The College actively supports:

  • Reforms based on safety, quality, and accountability
  • Continued advocacy of traditional reforms where appropriate and feasible
  • Legislation that eases structural barriers to implementation of patient-centered reforms, specifically as it pertains to NPDB reporting requirements and apology laws
  • Culture change among hospitals and providers to embrace swift adoption of alternative patient-centered reforms, including CRPs

References

  1. Brennan T, Leape L, Laird N, et al. Incidence of adverse events and negligence in hospitalized patients. Results of the Harvard Medical School Practice Study. N Engl J Med. 1991;324(6):370-376.
  2. Studdert DM, Mello MM, Gawande AA, et al. Claims, errors, and compensation payments in medical malpractice litigation. N Engl J Med. 2006;354(19):2024-2033.
  3. Mello MM, Chandra A, Gawande AA, Studdert DM. National costs of the medical liability system. Health Aff (Millwood). 2010;29(9):1569-1577.
  4. American College of Surgeons Mission Statement. Available at: www.facs.org/about-acs. Accessed January 20, 2015.
  5. American College of Surgeons Inspiring Quality initiative.

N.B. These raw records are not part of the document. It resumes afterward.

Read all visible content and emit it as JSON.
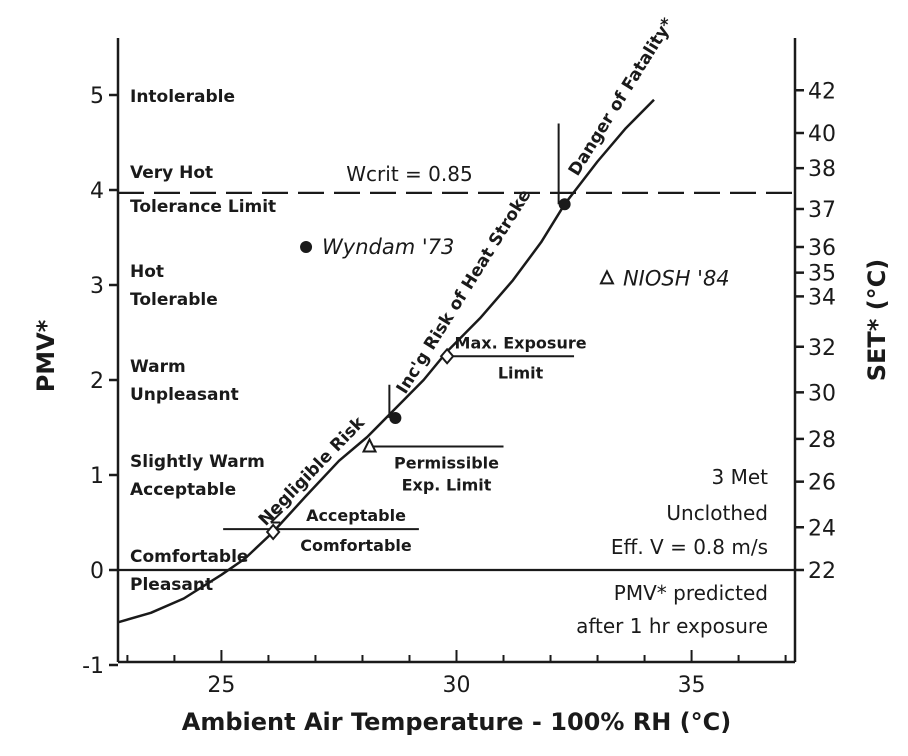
{
  "chart_data": {
    "type": "line",
    "xlabel": "Ambient Air Temperature - 100% RH (°C)",
    "ylabel": "PMV*",
    "y2label": "SET* (°C)",
    "xlim": [
      22.8,
      37.2
    ],
    "ylim": [
      -1,
      5.5
    ],
    "x_ticks": [
      25,
      30,
      35
    ],
    "y_ticks": [
      -1,
      0,
      1,
      2,
      3,
      4,
      5
    ],
    "y2_ticks": [
      {
        "label": "22",
        "pmv": 0.0
      },
      {
        "label": "24",
        "pmv": 0.45
      },
      {
        "label": "26",
        "pmv": 0.93
      },
      {
        "label": "28",
        "pmv": 1.38
      },
      {
        "label": "30",
        "pmv": 1.87
      },
      {
        "label": "32",
        "pmv": 2.35
      },
      {
        "label": "34",
        "pmv": 2.88
      },
      {
        "label": "35",
        "pmv": 3.13
      },
      {
        "label": "36",
        "pmv": 3.4
      },
      {
        "label": "37",
        "pmv": 3.8
      },
      {
        "label": "38",
        "pmv": 4.23
      },
      {
        "label": "40",
        "pmv": 4.6
      },
      {
        "label": "42",
        "pmv": 5.05
      }
    ],
    "series": [
      {
        "x": [
          22.8,
          23.5,
          24.2,
          25.0,
          25.5,
          26.1,
          26.8,
          27.5,
          28.1,
          28.7,
          29.3,
          29.8,
          30.5,
          31.2,
          31.8,
          32.3,
          33.0,
          33.6,
          34.2
        ],
        "y": [
          -0.55,
          -0.45,
          -0.3,
          -0.05,
          0.12,
          0.4,
          0.78,
          1.15,
          1.4,
          1.7,
          2.0,
          2.3,
          2.65,
          3.05,
          3.45,
          3.85,
          4.3,
          4.65,
          4.95
        ]
      }
    ],
    "hlines": [
      {
        "y": 0,
        "style": "solid"
      },
      {
        "y": 3.97,
        "style": "dashed",
        "label": "Wcrit = 0.85"
      }
    ],
    "markers": [
      {
        "x": 28.7,
        "y": 1.6,
        "shape": "filled-circle"
      },
      {
        "x": 32.3,
        "y": 3.85,
        "shape": "filled-circle"
      },
      {
        "x": 26.1,
        "y": 0.4,
        "shape": "open-diamond"
      },
      {
        "x": 28.15,
        "y": 1.3,
        "shape": "open-triangle"
      },
      {
        "x": 29.8,
        "y": 2.25,
        "shape": "open-diamond"
      },
      {
        "x": 26.8,
        "y": 3.4,
        "shape": "filled-circle",
        "label": "Wyndam '73"
      },
      {
        "x": 33.2,
        "y": 3.07,
        "shape": "open-triangle",
        "label": "NIOSH '84"
      }
    ],
    "limit_lines": [
      {
        "x1": 26.1,
        "x2": 29.2,
        "y": 0.43,
        "label_top": "Acceptable",
        "label_bottom": "Comfortable"
      },
      {
        "x1": 28.15,
        "x2": 31.0,
        "y": 1.3,
        "label": "Permissible Exp. Limit"
      },
      {
        "x1": 29.8,
        "x2": 32.5,
        "y": 2.25,
        "label_top": "Max. Exposure",
        "label_bottom": "Limit"
      }
    ],
    "zones": [
      {
        "y": 5,
        "lines": [
          "Intolerable"
        ]
      },
      {
        "y": 4,
        "lines": [
          "Very Hot",
          "Tolerance Limit"
        ]
      },
      {
        "y": 3,
        "lines": [
          "Hot",
          "Tolerable"
        ]
      },
      {
        "y": 2,
        "lines": [
          "Warm",
          "Unpleasant"
        ]
      },
      {
        "y": 1,
        "lines": [
          "Slightly Warm",
          "Acceptable"
        ]
      },
      {
        "y": 0,
        "lines": [
          "Comfortable",
          "Pleasant"
        ]
      }
    ],
    "curve_labels": [
      "Negligible Risk",
      "Inc'g Risk of Heat Stroke",
      "Danger of Fatality*"
    ],
    "notes": [
      "3 Met",
      "Unclothed",
      "Eff. V = 0.8 m/s",
      "PMV* predicted",
      "after 1 hr exposure"
    ]
  }
}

Available at: http://inspiringquality.facs.org/. Accessed January 20, 2015.
  6. Hall BL, Hamilton BH, Richards K, Bilimoria KY, Cohen ME, Ko CY. Does surgical quality improve in the American College of Surgeons National Surgical Quality Improvement Program? Ann Surg. 2009;205(3):363-376.
  7. American Medical Association. Medical Liability Reform Now! The facts you need to know to address the broken medical liability system. 2013 edition. Available at: www.protectpatientsnow.org/sites/default/files/mlr-now2b.pdf. Accessed January 21, 2015.
  8. Marx D. Patient Safety and the “Just Culture”: A Primer for Health Care Executives. New York, NY: Columbia University; 2001.
  9. Kachalia A, Mello MM. New directions in medical liability reform. N Engl J Med. 2011;364(16):1564-1572.
  10. Metzler IS, Meara JG. Medical liability reform: Evidence for legislative and alternative approaches. Bull Am Coll Surg. 2012;97(1):6-11.
  11. Bell SK, Smulowitz PB, Woodward AC, et al. Disclosure, apology, and offer programs: Stakeholders’ views of barriers to and strategies for broad implementation. Milbank Q. 2012;90(4):682-705.
  12. Mello MM, Gallagher TH. Malpractice reform—opportunities for leadership by health care institutions and liability insurers. N Engl J Med. 2010;362(15):1353-1356.